Die Angehörigen sind meist überrascht, dass es hier unten in der Pathologie so etwas überhaupt gibt. Den Keller im Krankenhaus kennt man allenfalls aus dem Fernsehen. „Die Leute kommen hierher in der Annahme, ich würde ihren Verstorbenen aus dem Kühlfach ziehen, und sie könnten mal kurz gucken.“ Durch Film und Fernsehen hat die Öffentlichkeit eine bestimmte Vorstellung von der Arbeitswelt hier unten, die mit der Realität aber nicht zusammenpasst. „Ich muss immer für das Bild der Präparatoren kämpfen“, sagt Judith Brauneis, „weil es uns in der Öffentlichkeit nirgendwo gibt. In keinem Film tauchen wir auf, nirgendwo. Und das, obwohl wir Präparatoren den Verstorbenen am nächsten sind.“ Im Film arbeiten nur die Pathologen an den Toten. Dabei haben Pathologen bis auf die Arbeit am Sektionstisch mit den Verstorbenen wenig zu tun.
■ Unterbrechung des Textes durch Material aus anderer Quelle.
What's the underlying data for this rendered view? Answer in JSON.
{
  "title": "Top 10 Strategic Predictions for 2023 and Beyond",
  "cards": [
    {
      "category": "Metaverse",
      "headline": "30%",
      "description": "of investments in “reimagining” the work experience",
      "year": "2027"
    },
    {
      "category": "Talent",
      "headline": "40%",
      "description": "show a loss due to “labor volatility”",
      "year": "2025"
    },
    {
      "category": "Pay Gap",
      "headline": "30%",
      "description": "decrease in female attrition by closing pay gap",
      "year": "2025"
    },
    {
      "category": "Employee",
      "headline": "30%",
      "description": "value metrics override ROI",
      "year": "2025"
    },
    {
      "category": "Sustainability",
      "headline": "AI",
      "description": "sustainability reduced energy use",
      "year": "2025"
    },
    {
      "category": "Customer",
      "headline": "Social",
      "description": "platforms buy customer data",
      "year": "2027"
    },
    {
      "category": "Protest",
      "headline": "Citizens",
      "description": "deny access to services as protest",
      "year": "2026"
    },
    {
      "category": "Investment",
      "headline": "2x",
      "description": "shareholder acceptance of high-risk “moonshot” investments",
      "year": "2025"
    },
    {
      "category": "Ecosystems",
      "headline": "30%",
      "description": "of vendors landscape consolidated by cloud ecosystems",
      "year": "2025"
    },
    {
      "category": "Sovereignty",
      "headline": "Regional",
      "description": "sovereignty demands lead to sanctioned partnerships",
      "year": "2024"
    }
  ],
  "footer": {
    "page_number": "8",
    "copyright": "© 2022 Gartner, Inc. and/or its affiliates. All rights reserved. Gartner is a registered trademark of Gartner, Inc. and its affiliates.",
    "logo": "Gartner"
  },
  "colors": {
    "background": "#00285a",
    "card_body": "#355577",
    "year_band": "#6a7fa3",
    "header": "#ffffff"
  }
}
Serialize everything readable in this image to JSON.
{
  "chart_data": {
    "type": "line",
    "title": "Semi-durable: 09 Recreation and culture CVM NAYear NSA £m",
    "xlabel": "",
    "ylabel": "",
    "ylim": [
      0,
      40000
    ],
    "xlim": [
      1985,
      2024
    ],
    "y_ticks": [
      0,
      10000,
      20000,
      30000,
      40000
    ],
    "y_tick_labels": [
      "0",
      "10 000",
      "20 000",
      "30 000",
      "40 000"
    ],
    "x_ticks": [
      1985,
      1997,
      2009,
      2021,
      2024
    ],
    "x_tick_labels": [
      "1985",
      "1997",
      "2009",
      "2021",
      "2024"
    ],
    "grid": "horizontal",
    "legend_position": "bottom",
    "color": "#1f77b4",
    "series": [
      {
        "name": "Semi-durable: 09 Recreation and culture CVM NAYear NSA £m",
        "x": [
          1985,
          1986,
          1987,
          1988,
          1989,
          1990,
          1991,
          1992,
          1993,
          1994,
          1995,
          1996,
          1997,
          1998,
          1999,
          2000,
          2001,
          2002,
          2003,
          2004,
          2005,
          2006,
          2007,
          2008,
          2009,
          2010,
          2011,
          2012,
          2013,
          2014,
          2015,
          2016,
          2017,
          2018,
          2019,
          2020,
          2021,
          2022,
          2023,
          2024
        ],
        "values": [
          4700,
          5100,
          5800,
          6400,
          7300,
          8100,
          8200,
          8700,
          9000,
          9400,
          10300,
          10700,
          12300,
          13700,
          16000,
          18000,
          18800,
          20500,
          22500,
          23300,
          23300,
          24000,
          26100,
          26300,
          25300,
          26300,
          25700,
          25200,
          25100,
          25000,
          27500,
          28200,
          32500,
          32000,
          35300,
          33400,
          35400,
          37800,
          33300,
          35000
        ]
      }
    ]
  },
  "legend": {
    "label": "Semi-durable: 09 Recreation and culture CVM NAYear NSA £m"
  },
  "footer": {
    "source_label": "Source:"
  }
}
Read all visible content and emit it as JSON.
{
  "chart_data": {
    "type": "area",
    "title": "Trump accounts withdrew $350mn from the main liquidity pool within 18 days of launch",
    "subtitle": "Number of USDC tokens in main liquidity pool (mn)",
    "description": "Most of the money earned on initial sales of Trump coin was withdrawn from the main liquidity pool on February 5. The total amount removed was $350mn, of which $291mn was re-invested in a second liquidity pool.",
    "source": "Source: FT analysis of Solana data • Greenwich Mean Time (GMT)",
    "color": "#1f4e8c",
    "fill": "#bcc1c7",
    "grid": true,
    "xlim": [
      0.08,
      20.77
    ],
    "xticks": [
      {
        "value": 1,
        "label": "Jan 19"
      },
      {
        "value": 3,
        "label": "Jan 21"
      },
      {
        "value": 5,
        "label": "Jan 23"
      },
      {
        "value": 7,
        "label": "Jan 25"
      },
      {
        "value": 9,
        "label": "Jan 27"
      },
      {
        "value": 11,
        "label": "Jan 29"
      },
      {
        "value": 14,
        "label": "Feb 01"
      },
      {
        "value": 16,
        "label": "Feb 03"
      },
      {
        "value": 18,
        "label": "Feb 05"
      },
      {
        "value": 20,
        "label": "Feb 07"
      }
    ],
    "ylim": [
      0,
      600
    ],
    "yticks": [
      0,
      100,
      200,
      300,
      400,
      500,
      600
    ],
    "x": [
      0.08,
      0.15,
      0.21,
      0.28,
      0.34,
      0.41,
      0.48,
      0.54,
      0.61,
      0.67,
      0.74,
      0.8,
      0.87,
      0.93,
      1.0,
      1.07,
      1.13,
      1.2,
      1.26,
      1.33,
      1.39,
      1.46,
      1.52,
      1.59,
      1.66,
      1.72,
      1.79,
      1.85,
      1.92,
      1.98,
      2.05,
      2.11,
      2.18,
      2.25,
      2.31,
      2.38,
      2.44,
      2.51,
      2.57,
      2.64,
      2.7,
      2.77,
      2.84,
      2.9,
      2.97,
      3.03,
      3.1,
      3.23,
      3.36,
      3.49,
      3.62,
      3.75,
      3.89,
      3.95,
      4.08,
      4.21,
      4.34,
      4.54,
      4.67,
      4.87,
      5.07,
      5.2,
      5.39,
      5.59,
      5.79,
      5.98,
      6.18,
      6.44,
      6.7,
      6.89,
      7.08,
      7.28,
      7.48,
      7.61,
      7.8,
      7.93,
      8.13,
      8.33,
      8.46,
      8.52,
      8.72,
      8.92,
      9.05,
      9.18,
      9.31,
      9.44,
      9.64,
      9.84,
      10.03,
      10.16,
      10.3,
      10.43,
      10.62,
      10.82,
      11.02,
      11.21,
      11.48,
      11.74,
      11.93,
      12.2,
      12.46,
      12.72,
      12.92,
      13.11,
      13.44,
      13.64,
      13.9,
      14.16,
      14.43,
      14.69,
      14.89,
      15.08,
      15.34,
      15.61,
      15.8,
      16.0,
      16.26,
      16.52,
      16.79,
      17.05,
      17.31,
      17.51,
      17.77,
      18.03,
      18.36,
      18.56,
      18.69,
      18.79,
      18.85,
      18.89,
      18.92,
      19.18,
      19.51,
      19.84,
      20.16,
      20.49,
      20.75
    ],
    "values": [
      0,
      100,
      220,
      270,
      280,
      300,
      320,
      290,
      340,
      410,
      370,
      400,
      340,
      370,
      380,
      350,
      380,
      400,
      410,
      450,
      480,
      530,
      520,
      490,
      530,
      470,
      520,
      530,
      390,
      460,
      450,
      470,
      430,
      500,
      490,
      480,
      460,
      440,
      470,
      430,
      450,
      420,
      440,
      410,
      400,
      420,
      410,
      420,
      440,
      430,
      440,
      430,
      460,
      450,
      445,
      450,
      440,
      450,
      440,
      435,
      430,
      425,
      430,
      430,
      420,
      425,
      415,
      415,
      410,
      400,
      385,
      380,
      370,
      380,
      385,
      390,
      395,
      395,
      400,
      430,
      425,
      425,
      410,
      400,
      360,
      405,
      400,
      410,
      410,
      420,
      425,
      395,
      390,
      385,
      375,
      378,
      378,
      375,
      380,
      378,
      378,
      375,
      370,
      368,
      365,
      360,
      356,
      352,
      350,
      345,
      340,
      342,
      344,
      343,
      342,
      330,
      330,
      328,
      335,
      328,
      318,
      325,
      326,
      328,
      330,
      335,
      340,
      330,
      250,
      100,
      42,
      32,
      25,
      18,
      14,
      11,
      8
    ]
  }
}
Judith Brauneis erinnert sich an den letzten Eberhofer-Krimi: „Der Pathologe – ganz allein im großen Saal, hat die ganze Arbeit gemacht. Das ist immer so kränkend, dass ich dann gar nicht weiter gucken kann. Und es ärgert mich, weil es einfach nicht stimmt.“ Auch das Bild der Toten und der Arbeitsweise in der  Pathologie stimmt für die Präparatorin im Fernsehen nicht: Im Film sehen die Toten immer möglichst schrecklich aus, werden von Pathologen willkürlich irgendwie aufgeschnitten, und daneben macht  jemand noch einen Witz. „Das ist einfach nicht wahr. Wir geben uns alle Mühe, behandeln die Toten mit Würde und nähen sie ordentlich wieder zusammen.“ Für Judith Brauneis ist es somit kein Wunder, dass die Menschen vor ihrem Berufsalltag zurückschrecken. Dass in der Pathologie auch Präparatoren arbeiten, wissen viele nicht. „Wir sind nach außen hin immer so unsichtbar. Aber es gibt uns“, sagt sie.

Ein gutes Gefühl

Dabei ist es ein gutes Gefühl, zu wissen, dass es Menschen wie Judith Brauneis gibt. Tröstlich, zu hören, dass sich hier in der Pathologie jemand kümmert, dass hier jemand ist, der sich Gedanken macht. Der uns als Verstorbene empfängt, wenn wir irgendwann einmal durch den Versorgungsgang hier in die Pathologie gebracht werden. Der uns aufbahrt, mit unseren Angehörigen spricht, einen Abschied möglich macht. Dass es Menschen gibt, die uns auf den letzten Wegen begleiten – wenn es dann so weit ist.